Il faut faire appel à un professionnel certifié. Ça ne sert à rien d’acheter des insecticides dans les rayons de supermarché. Vous allez dépenser de l’argent pour un produit inefficace : il faut pouvoir atteindre des insectes très petits et bien cachés et un insecticide de grande surface ne suffit pas. Il y a deux risques : un, que les traitements n’aient pas fonctionné, que vous pensiez avoir contrôlé l’invasion, mais que les punaises continuent à se reproduire. Et deux, de tuer les punaises les plus fragiles alors que d’autres, qui supportent l’insecticide, vont rester vivantes et continuer à se reproduire. Un phénomène de résistance aux insecticides peut s’installer, c’est-à-dire que vous sélectionniez les punaises les plus résistantes et vous les rendiez plus résistantes encore.
Il est donc préférable de faire appel à un professionnel qui va intervenir une première fois, puis une deuxième si besoin, selon l’évolution de la situation. Ça coûte cher, évidemment, parce qu’il y a beaucoup de temps de travail. Mais c’est le seul moyen efficace. En plus des interventions, il faut traiter tous les lieux d’habitat potentiels. C’est-à-dire les draps, les vêtements, les chaussures. Pour ça, il faut soit les laver à des températures élevées, soit les mettre au congélateur pendant quelques jours. Les températures très très basses ou très très hautes vont tuer les punaises. Le plus important, c’est de rester attentif et de ne pas avoir honte de déclarer leur présence.
Pourquoi est-ce un insecte si difficile à éradiquer ?
Parce que c’est un animal qui est très associé à l’homme, de petite taille, qui se cache très bien et qui supporte le manque de nourriture pendant longtemps. Les punaises de lit peuvent sans problème passer six mois voire un an sans manger. Parce que leur métabolisme va ralentir, elles vont se mettre en léthargie et quand il y aura une nouvelle opportunité de nourriture, se remettront en mouvement. Donc pas possible d’espérer partir en vacances et qu’elles aient disparu à notre retour. Dans des conditions idéales, si elles se nourrissent fréquemment et pondent, elles vivent un an en moyenne. Mais si elles manquent de nourriture et donc ne font plus rien, elles peuvent vivre plus longtemps car les processus physiologiques sont ralentis.

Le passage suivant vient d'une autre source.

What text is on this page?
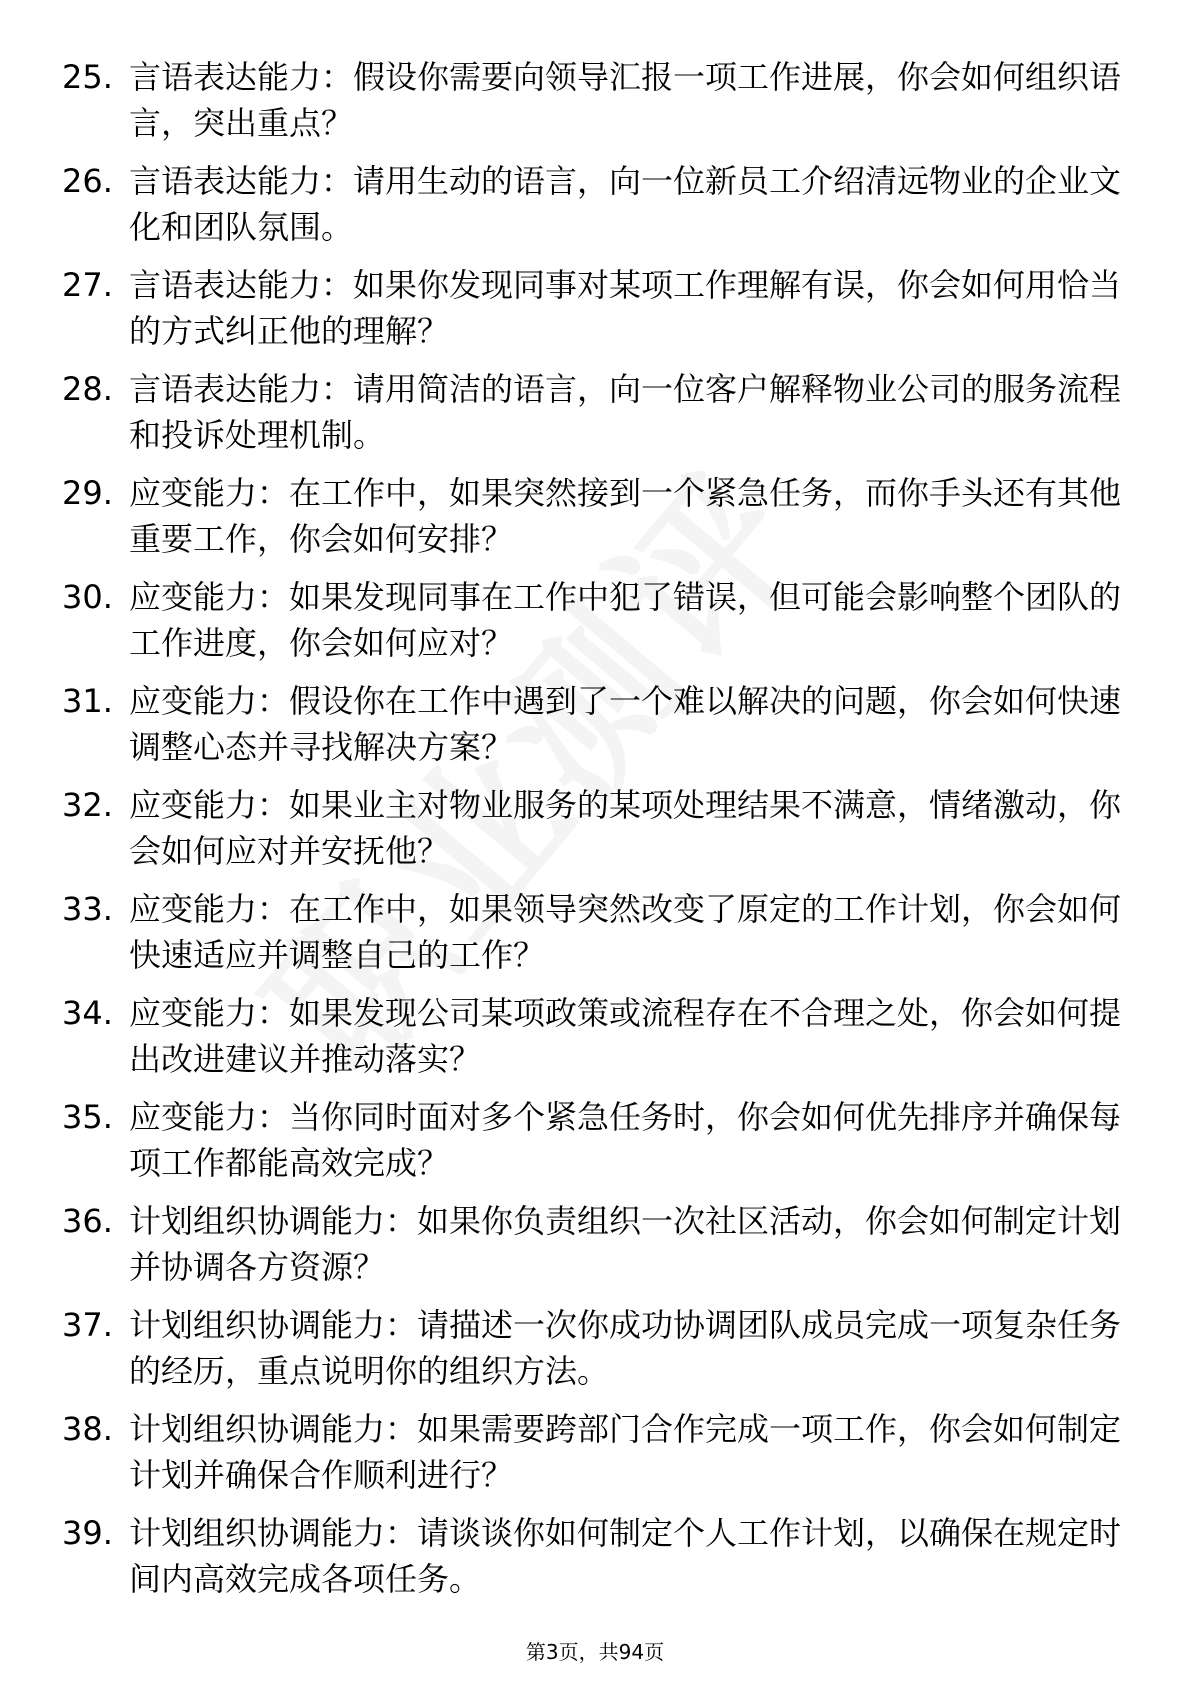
25. 言语表达能力：假设你需要向领导汇报一项工作进展，你会如何组织语言，突出重点？
26. 言语表达能力：请用生动的语言，向一位新员工介绍清远物业的企业文化和团队氛围。
27. 言语表达能力：如果你发现同事对某项工作理解有误，你会如何用恰当的方式纠正他的理解？
28. 言语表达能力：请用简洁的语言，向一位客户解释物业公司的服务流程和投诉处理机制。
29. 应变能力：在工作中，如果突然接到一个紧急任务，而你手头还有其他重要工作，你会如何安排？
30. 应变能力：如果发现同事在工作中犯了错误，但可能会影响整个团队的工作进度，你会如何应对？
31. 应变能力：假设你在工作中遇到了一个难以解决的问题，你会如何快速调整心态并寻找解决方案？
32. 应变能力：如果业主对物业服务的某项处理结果不满意，情绪激动，你会如何应对并安抚他？
33. 应变能力：在工作中，如果领导突然改变了原定的工作计划，你会如何快速适应并调整自己的工作？
34. 应变能力：如果发现公司某项政策或流程存在不合理之处，你会如何提出改进建议并推动落实？
35. 应变能力：当你同时面对多个紧急任务时，你会如何优先排序并确保每项工作都能高效完成？
36. 计划组织协调能力：如果你负责组织一次社区活动，你会如何制定计划并协调各方资源？
37. 计划组织协调能力：请描述一次你成功协调团队成员完成一项复杂任务的经历，重点说明你的组织方法。
38. 计划组织协调能力：如果需要跨部门合作完成一项工作，你会如何制定计划并确保合作顺利进行？
39. 计划组织协调能力：请谈谈你如何制定个人工作计划，以确保在规定时间内高效完成各项任务。
第3页，共94页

On cherche absolument à s’en débarrasser, mais les punaises de lit présentent-elles des risques pour la santé ?
Non, il n’y a aucun pathogène, aucune maladie, qui soit reconnue comme transmise à l’homme par la punaise de lit. Il y a eu beaucoup d’études, mais pour l’instant, il n’y a aucune association qui a pu être établie de manière définitive. Le problème, c’est surtout que si vous avez des milliers de punaises dans votre appartement qui vous piquent tous les soirs, cela va entraîner une perturbation de la santé. Une perturbation psychologique, une perte de qualité de vie, un impact sur la capacité à travailler…
Et est-ce qu’il est possible d’éviter leur apparition ?
On peut avoir le réflexe, à l’hôtel ou en dehors de chez soi, de regarder un peu partout. Ça ne coûte rien de soulever le matelas ou de regarder s’il y a des petites taches sur les draps. Mais prévenir, c’est compliqué, parce qu’il n’existe pas de moustiquaires ou de barrière qu’on puisse utiliser pour se protéger, et les répulsifs ont une efficacité qui n’est pas totalement validée. Et par sa biologie, c’est un insecte qui passe particulièrement inaperçu et qui s’implante très facilement.